How Many Kids Have Died from Hazing?

Hazing has killed at least one person on a college campus every year since 1969.

Franklin College journalism professor and author of Hazing Hank Nuwer believes approximately 200 students have died from hazing since 1838, and at least 40 of those deaths occurred in the last 10 years. Most of these hazing deaths have occurred due to alcohol poisoning.

However, these numbers are sometimes difficult to confirm. There is currently no centralized database for deaths caused by hazing, and hazing itself has not been given a standardized academic definition until recently. Additionally, many schools and organizations dispute the role hazing played in many student deaths—throwing many records into dispute. Suffice it to say that at least 40 students have died from hazing since 2007. The true number could be far higher.

How Can I Stop Hazing?

As a member, your responsibility is to ensure that you and your fellow members are open to changing your tightly-held traditions. Just because you and your fellow fraternity members were forced to undergo abusive treatment doesn't mean future pledges need to suffer the same.

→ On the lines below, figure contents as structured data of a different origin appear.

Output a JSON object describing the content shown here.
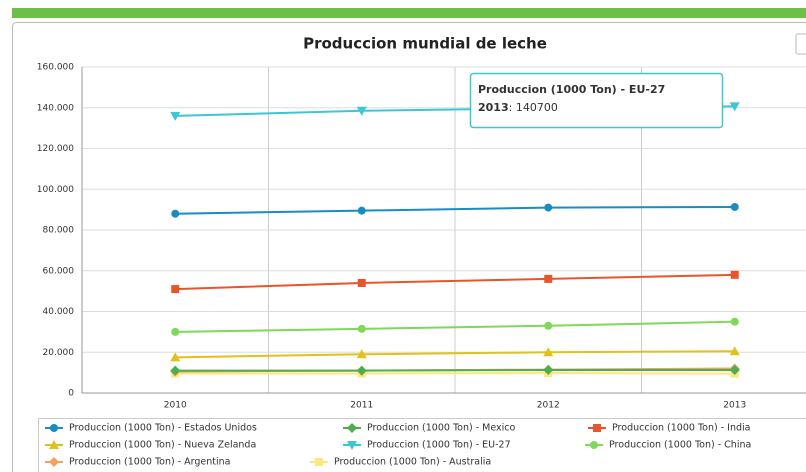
{
  "chart_data": {
    "type": "line",
    "title": "Produccion mundial de leche",
    "categories": [
      "2010",
      "2011",
      "2012",
      "2013"
    ],
    "ylim": [
      0,
      160000
    ],
    "yticks": [
      0,
      {
        "value": 20000,
        "label": "20.000"
      },
      {
        "value": 40000,
        "label": "40.000"
      },
      {
        "value": 60000,
        "label": "60.000"
      },
      {
        "value": 80000,
        "label": "80.000"
      },
      {
        "value": 100000,
        "label": "100.000"
      },
      {
        "value": 120000,
        "label": "120.000"
      },
      {
        "value": 140000,
        "label": "140.000"
      },
      {
        "value": 160000,
        "label": "160.000"
      }
    ],
    "grid": true,
    "series": [
      {
        "name": "Produccion (1000 Ton) - Estados Unidos",
        "color": "#1a8cc4",
        "marker": "circle",
        "values": [
          88000,
          89500,
          91000,
          91300
        ]
      },
      {
        "name": "Produccion (1000 Ton) - Mexico",
        "color": "#4cae4c",
        "marker": "diamond",
        "values": [
          11000,
          11000,
          11300,
          11300
        ]
      },
      {
        "name": "Produccion (1000 Ton) - India",
        "color": "#e8552a",
        "marker": "square",
        "values": [
          51000,
          54000,
          56000,
          58000
        ]
      },
      {
        "name": "Produccion (1000 Ton) - Nueva Zelanda",
        "color": "#e0c21a",
        "marker": "triangle",
        "values": [
          17500,
          19000,
          20000,
          20500
        ]
      },
      {
        "name": "Produccion (1000 Ton) - EU-27",
        "color": "#3cc6d6",
        "marker": "triangle-down",
        "values": [
          136000,
          138500,
          139800,
          140700
        ]
      },
      {
        "name": "Produccion (1000 Ton) - China",
        "color": "#7ed957",
        "marker": "circle",
        "values": [
          30000,
          31500,
          33000,
          35000
        ]
      },
      {
        "name": "Produccion (1000 Ton) - Argentina",
        "color": "#f4a060",
        "marker": "diamond",
        "values": [
          10500,
          11000,
          11500,
          12000
        ]
      },
      {
        "name": "Produccion (1000 Ton) - Australia",
        "color": "#ffe77a",
        "marker": "square",
        "values": [
          9500,
          9600,
          9800,
          9500
        ]
      }
    ],
    "tooltip": {
      "series": 4,
      "category": 3
    }
  }
}
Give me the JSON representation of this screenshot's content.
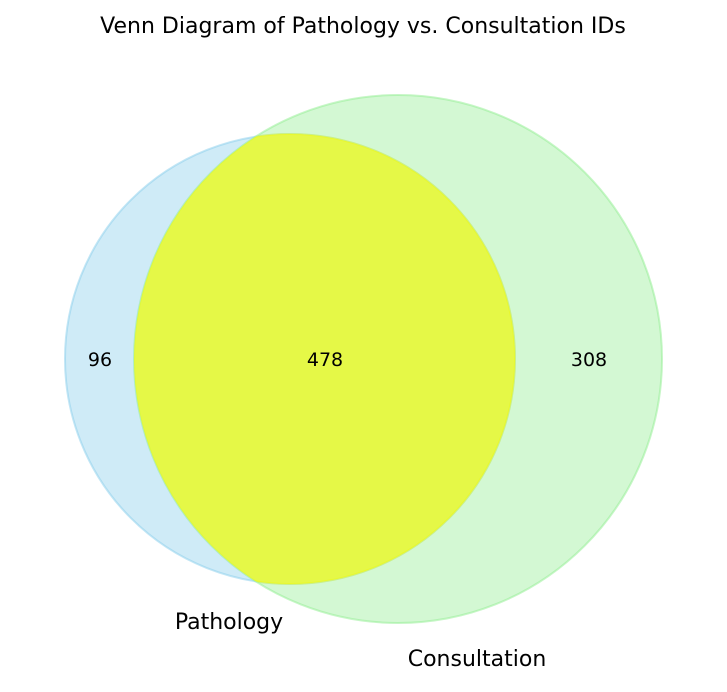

In the end, the best way to address hazing is to speak up. Hold each other accountable as individuals to the events you're planning. As a pledge, speak with the head of student affairs or Greek life on your campus—and make sure you're not just reporting your concerns to a student.

If your organization is unwilling to listen, you'll need to report hazing behavior to campus authorities. Most students are unwilling to do the hard thing and report their 'brothers,' but reporting harmful behavior may end up saving lives—and that's more important than saving a tradition.